Discussion Forums: open-discussion

Start New Thread Start New Thread

 

By: vinay hk
selecting text while scraping [ reply ]  
2008-10-31 06:33
hi,

i am using scrubyt, and below is my code to scap

google.

Scrubyt.logger = Scrubyt::Logger.new
google_data = Scrubyt::Extractor.define do
#Perform the action(s)
fetch 'http://www.google.com/'
fill_textfield 'q', 'ruby'
submit
#Construct the wrapper
#
link "//div[3]/div/ol/li" do

head "/h3[@class='r']"
des "/div[@class='s']"

end
next_page "Next", :limit => 2
end


and this wil output some thing like this

# Ruby Programming Language
# A dynamic, interpreted, open source programming language with a focus on simplicity and productivity.

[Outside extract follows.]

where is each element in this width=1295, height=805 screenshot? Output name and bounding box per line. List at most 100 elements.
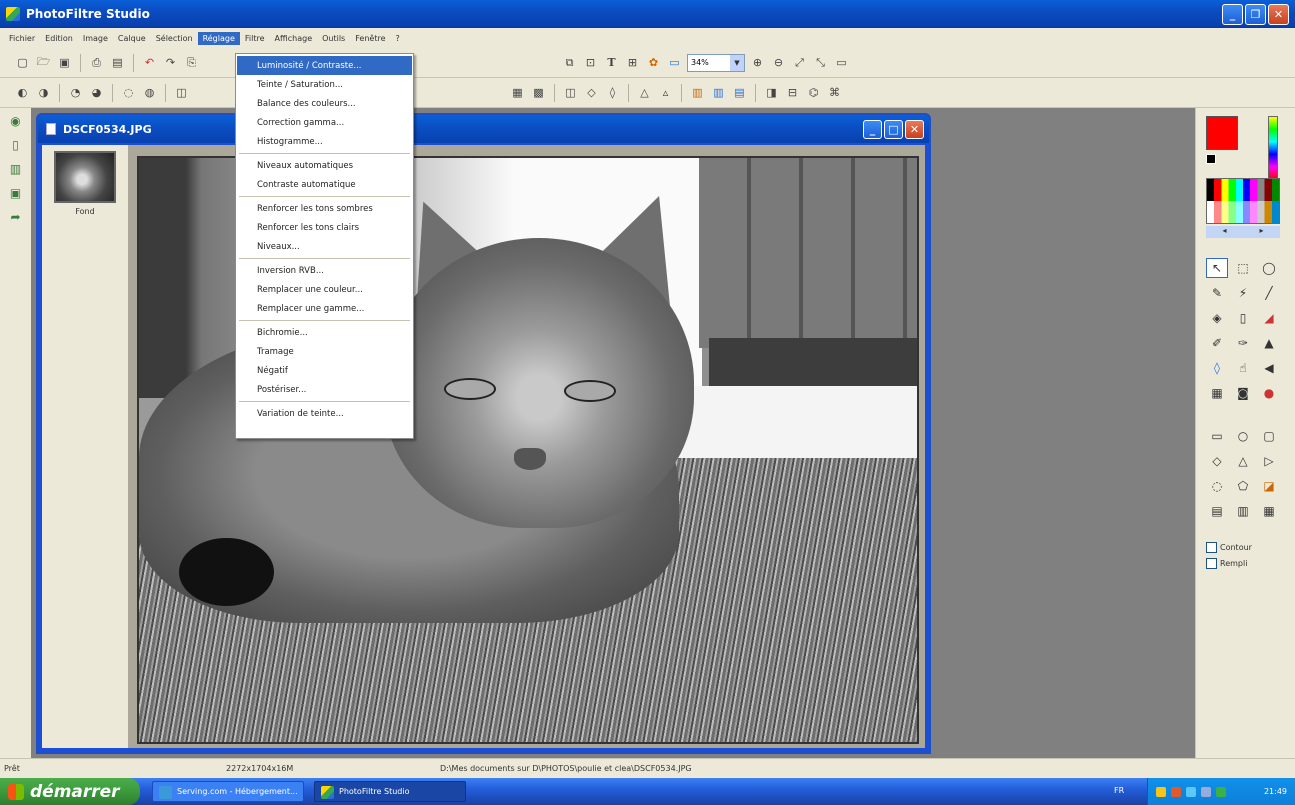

Site includes news, downloads, documentation, ...www.ruby-lang.org/ - 12k - Cached - Similar pagesDownloadsDocumentationin Twenty MinutesWhat's RubyDownload RubyLibrariesAbout RubySecurityMore results from ruby-lang.org ยป
# Ruby (programming language) - Wikipedia, the free encyclopedia
# Ruby is a dynamic, reflective, general purpose object-oriented programming language that combines syntax inspired by Perl with Smalltalk-like features. ...en.wikipedia.org/wiki/Ruby_(programming_language) - 118k - Cached - Similar pages

since <div class ='s'> has text and some child nodes. I m getting all text of <div class ='s'> as well as its chlid nodes.

how to filter this( i dont want child node's text). Can any body help in this. What procedure i have to follow.